Magda lut l’ignorance sur le visage des deux Allemands. Papa prit alors la parole :

— Moi-même n’en avais jamais entendu parler avant d’en être atteint. En fait, les deux premiers docteurs qui m’ont examiné ont établi un mauvais diagnostic. Je n’entrerai pas dans le détail et je vous dirai seulement qu’elle n’affecte pas que les mains.

— Fort bien, mais comment affecte-t-elle vos mains ? demanda Woermann.

— Une baisse de température soudaine interdit la circulation du sang dans mes doigts et je risque la gangrène si je n’en prends pas le plus grand soin. C’est pour cela que je porte des gants jour et nuit. Voilà. Maintenant, je suis à vous.

Déjà entrée dans le puits. Magda se mit à frissonner.

— Il fait bien trop froid pour toi, Papa.

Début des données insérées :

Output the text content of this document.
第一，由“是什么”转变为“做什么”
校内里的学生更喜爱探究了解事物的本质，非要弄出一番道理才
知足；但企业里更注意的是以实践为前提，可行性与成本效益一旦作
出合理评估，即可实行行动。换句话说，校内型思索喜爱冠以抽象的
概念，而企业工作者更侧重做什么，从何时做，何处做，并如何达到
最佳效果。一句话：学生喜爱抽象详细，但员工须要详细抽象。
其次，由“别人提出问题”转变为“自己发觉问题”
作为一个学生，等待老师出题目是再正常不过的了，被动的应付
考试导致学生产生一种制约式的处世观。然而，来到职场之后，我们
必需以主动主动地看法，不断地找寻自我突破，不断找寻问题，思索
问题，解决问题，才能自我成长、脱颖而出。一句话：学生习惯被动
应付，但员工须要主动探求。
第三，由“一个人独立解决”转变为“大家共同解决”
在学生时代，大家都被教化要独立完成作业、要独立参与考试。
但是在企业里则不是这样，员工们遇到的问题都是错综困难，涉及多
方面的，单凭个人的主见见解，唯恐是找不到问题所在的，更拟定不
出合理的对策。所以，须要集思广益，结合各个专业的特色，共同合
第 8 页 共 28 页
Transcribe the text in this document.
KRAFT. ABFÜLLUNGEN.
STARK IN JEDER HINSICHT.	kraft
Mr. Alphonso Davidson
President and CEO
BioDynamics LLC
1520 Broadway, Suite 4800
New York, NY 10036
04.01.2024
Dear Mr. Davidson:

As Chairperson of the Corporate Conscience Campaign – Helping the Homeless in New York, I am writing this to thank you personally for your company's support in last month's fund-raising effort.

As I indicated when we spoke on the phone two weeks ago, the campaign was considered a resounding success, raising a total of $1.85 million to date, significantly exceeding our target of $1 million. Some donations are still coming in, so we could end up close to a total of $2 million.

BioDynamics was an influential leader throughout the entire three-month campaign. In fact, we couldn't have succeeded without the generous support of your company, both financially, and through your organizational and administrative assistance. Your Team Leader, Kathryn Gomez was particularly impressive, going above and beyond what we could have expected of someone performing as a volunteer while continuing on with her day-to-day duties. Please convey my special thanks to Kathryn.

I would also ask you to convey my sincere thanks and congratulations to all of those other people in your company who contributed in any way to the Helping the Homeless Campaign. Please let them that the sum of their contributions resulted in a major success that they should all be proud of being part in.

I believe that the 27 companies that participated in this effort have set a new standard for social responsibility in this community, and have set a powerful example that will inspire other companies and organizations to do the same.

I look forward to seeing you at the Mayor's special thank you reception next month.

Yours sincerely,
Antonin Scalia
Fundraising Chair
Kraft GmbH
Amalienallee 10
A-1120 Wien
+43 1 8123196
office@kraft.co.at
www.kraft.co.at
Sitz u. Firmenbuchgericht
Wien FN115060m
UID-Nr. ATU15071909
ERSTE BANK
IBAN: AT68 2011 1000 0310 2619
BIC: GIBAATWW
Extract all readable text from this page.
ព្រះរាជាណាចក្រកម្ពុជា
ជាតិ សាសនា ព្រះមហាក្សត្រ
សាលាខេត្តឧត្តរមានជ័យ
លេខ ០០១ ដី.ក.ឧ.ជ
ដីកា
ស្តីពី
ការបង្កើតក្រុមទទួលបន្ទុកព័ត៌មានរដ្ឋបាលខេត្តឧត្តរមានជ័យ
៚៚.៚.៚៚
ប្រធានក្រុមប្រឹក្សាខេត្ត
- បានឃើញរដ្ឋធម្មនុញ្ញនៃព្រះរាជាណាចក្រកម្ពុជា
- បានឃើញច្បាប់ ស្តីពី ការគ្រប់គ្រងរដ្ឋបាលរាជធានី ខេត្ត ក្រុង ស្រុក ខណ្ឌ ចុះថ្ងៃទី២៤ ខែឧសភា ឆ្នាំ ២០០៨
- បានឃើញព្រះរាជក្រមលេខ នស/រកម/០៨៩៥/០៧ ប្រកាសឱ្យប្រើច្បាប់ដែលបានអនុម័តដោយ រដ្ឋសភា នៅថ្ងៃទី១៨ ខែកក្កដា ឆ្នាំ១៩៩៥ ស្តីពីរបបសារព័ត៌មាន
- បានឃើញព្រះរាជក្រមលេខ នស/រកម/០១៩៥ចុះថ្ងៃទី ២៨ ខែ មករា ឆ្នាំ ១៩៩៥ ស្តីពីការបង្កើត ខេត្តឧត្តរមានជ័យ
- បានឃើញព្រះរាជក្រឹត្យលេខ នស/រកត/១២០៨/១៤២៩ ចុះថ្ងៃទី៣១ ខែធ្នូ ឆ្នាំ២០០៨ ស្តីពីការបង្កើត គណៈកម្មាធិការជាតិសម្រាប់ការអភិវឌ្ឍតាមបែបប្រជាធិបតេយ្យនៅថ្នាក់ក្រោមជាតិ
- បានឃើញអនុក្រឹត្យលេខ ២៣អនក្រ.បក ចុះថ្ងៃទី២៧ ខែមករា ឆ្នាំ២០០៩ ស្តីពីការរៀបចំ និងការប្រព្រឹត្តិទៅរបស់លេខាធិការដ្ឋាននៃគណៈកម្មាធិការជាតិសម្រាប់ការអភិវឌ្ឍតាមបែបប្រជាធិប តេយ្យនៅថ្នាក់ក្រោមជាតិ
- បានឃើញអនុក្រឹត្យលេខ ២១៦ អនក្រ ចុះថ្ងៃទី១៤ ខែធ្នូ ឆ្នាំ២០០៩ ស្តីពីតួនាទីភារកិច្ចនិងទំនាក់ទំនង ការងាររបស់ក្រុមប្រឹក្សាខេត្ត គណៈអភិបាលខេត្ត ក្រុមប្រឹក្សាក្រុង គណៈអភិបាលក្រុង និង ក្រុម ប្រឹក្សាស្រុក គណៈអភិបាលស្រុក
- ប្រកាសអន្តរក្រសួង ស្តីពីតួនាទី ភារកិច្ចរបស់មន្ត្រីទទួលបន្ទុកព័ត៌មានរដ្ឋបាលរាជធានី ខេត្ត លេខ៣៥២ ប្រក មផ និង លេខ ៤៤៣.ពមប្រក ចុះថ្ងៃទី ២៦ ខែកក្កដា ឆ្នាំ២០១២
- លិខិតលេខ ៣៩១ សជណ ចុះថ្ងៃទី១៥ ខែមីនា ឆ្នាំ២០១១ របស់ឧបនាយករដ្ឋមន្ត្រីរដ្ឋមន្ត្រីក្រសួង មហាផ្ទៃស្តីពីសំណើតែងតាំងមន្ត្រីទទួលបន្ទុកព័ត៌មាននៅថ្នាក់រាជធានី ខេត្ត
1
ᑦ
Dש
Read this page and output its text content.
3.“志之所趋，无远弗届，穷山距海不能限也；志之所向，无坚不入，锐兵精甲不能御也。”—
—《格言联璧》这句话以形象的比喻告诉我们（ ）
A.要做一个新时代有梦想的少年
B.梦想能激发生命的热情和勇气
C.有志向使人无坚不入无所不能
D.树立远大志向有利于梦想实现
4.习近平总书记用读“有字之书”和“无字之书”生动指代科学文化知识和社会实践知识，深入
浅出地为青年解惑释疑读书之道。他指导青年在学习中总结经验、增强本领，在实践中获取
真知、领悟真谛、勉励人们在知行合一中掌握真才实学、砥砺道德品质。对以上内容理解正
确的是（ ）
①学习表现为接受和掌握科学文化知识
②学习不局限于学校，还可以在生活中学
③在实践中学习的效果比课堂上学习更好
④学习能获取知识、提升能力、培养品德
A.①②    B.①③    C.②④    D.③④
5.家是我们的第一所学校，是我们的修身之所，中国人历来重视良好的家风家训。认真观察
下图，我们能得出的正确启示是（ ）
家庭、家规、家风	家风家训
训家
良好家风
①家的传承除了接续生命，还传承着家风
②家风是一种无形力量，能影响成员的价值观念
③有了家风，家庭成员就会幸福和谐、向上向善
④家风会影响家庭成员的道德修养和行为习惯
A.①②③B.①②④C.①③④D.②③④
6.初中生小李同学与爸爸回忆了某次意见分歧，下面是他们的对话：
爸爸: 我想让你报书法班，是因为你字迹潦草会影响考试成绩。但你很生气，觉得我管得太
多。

— Il n’est pas question de monter les corps, dit Kaempffer.

Il fit signe aux deux SS de transporter le fauteuil et son occupant dans le sous-sol. Magda se tenait tout près de son père et craignait de voir les hommes glisser sur les marches humides ; elle ne se calma que lorsqu’ils eurent déposé le fauteuil sur la terre battue.

Un des hommes roula Papa vers les huit formes recouvertes chacune d’un drap. Magda resta en arrière, car elle savait qu’elle ne pourrait supporter cette vision. Mais elle remarqua que le capitaine Woermann avait également l’air très mal à l’aise.

Un sous-sol… son père et elle-même avaient visité le donjon à plusieurs reprises, et ils n’en avaient jamais envisagé l’existence. Elle se frotta les mains pour tenter de se réchauffer. Il faisait si froid…

Elle regarda autour d’elle avec appréhension, redoutant d’apercevoir des rats. Leur nouvelle maison de Bucarest avait un grenier infesté de rats ; elle savait que sa répulsion était hors de mesure mais elle ne pouvait se maîtriser. Ils l’emplissaient d’horreur et de dégoût… leurs mouvements furtifs, cette queue sinueuse… ils la rendaient malade.

Magda était trop loin pour entendre ce que les hommes se disaient en découvrant chaque cadavre. La voix de son père ne lui fut intelligible que lorsqu’ils revinrent vers elle, leur macabre inspection achevée.

— Il m’est impossible de trouver quoi que ce soit de rituel dans ces blessures. Si l’on excepte l’homme qui a été décapité, la mort semble avoir été causée à chaque fois par le sectionnement des principaux vaisseaux sanguins du cou. Il n’y a pas de traces de dents, animales ou humaines, bien que ces coupures n’aient pas été provoquées par un instrument. Ces gorges ont été arrachées, déchiquetées, si l’on peut dire, mais je ne saurais préciser comment.